Spider-Man (2000) was the first superhero game I played, and given how terrible most superhero games were in the late '90s and early '00s, any other selection might have put me off the genre for life. The PS4 version feels like the perfect marriage of 2000's efforts and Insomniac's previous game to Spider-Man, Sunset Overdrive. Thanks to the fact Spider-Man is better known in the world of comics, movies, television, and lunch boxes, and because the PS4 version is the only one that comes to mind when we consider Spider-Man video games, it's not the first classic that will come to mind when we collectively think of the best titles for Sony's new platform. Not to mention – and sorry fellow oldies, this is going to sting – there are many players around whose first console was the PS2, or even the PS3. Unless the PS1 game is a classic on the level of Final Fantasy 7, a lot of players have forgotten this important era of gaming history. You'll have as many people calling for Spider-Man as you do Vib Ribbon.
But that's the whole reason the game is so perfect. It's Spider-Man, and that not only gives it a mascot known around the globe but also a mascot that, thanks to Insomniac, is indelibly tied to PlayStation in the eyes of many gamers. It's not like a lot of the other PS1 titles where they feel like a hard sell or a weird experience – although we really do need some of the strange acquired tastes in the mix too. Spider-Man is the perfect gateway into the PS1 era, because the characters and power-ups are already known to the audience, while the experience (unlike going back to play, say, Spyro without the Reignited polish) is brand new.

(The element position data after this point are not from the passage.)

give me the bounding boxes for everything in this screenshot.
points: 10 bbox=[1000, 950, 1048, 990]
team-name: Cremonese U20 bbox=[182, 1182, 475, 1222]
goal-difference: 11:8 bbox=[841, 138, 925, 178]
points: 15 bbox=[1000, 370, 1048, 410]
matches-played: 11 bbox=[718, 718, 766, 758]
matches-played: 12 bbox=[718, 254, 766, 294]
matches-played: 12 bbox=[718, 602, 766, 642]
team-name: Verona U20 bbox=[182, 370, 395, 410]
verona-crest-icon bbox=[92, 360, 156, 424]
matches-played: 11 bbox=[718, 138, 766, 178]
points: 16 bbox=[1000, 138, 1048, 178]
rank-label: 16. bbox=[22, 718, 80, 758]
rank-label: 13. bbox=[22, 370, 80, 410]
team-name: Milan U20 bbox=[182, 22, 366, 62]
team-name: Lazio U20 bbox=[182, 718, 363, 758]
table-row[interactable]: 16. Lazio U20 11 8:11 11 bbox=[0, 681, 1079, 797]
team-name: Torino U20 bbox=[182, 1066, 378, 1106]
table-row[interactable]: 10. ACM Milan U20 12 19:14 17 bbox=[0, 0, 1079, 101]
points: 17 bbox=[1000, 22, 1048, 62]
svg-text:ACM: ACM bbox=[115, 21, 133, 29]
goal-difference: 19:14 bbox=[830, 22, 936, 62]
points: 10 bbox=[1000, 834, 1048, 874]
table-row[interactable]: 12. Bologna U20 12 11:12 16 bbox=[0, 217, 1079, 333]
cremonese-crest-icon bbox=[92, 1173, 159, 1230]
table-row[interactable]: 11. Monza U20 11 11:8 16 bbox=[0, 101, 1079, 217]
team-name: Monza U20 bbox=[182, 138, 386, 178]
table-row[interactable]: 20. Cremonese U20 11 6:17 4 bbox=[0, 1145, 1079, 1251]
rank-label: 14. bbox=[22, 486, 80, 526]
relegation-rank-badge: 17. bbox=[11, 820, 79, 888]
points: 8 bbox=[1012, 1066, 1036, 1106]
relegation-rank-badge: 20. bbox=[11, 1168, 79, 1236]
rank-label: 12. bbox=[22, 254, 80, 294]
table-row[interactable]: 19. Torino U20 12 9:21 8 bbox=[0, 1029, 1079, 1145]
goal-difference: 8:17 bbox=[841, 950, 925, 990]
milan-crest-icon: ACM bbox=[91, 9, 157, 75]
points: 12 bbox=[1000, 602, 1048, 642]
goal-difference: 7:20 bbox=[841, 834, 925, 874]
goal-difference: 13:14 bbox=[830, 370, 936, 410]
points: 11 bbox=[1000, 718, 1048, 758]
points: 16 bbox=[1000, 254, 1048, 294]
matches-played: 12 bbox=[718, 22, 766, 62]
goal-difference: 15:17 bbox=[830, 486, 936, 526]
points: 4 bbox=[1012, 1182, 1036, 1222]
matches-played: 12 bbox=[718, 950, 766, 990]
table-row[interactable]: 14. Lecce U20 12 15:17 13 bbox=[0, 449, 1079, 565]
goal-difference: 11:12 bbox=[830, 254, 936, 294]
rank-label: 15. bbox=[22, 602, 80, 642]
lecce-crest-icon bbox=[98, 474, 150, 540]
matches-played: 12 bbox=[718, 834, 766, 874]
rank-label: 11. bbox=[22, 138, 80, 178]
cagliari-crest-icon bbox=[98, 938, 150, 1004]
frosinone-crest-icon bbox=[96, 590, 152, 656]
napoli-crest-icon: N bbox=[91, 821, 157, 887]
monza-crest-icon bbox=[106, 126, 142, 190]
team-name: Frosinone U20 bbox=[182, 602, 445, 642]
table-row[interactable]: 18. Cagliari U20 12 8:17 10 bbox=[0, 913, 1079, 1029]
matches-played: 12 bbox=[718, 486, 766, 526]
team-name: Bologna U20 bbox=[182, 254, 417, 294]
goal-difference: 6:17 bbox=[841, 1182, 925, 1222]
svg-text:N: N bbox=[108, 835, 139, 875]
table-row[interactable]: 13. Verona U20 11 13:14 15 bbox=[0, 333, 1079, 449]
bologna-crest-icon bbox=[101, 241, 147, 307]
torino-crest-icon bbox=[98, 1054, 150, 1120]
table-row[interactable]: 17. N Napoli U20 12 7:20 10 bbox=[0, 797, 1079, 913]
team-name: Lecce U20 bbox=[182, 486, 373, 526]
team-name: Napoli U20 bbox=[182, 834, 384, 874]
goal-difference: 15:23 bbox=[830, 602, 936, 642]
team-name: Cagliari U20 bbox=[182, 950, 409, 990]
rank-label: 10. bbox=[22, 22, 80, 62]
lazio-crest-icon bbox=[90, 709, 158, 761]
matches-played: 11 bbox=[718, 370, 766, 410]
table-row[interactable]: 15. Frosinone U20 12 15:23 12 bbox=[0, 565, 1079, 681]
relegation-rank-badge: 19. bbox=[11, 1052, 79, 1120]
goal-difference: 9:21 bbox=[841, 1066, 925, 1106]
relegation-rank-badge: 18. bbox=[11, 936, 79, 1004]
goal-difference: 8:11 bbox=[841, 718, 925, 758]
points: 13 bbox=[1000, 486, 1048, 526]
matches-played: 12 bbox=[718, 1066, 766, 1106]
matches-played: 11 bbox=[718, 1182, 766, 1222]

Since it was a PS1 game, you couldn't just swing across the whole city, but luckily you didn't have to fly through rings either (iykyk). Thanks to a toxic gas, similar to the fog in Silent Hills, Spider-Man was restricted to smaller areas, although swinging and wall-crawling was still included. Combat was a fun if simple iteration of hack n slash mechanics that relied on Spidey punches, but also had some neat powers. Spider-Man could wrap enemies up in webs, could throw web balls at them, and could even lock himself in a web igloo then break out of it explosively, doing damage to any enemies nearby. You stopped bank robberies, fought lizards in the sewers, and even tangled with Venom.
Comparing it to the PS4 version is unfair when we think of the technological advancements that have been made, as well as the ways the industry has come to better understand games as an artform, but it feels part of the legacy of one of PlayStation's most prized possessions, and this new service is the perfect way to let people experience it.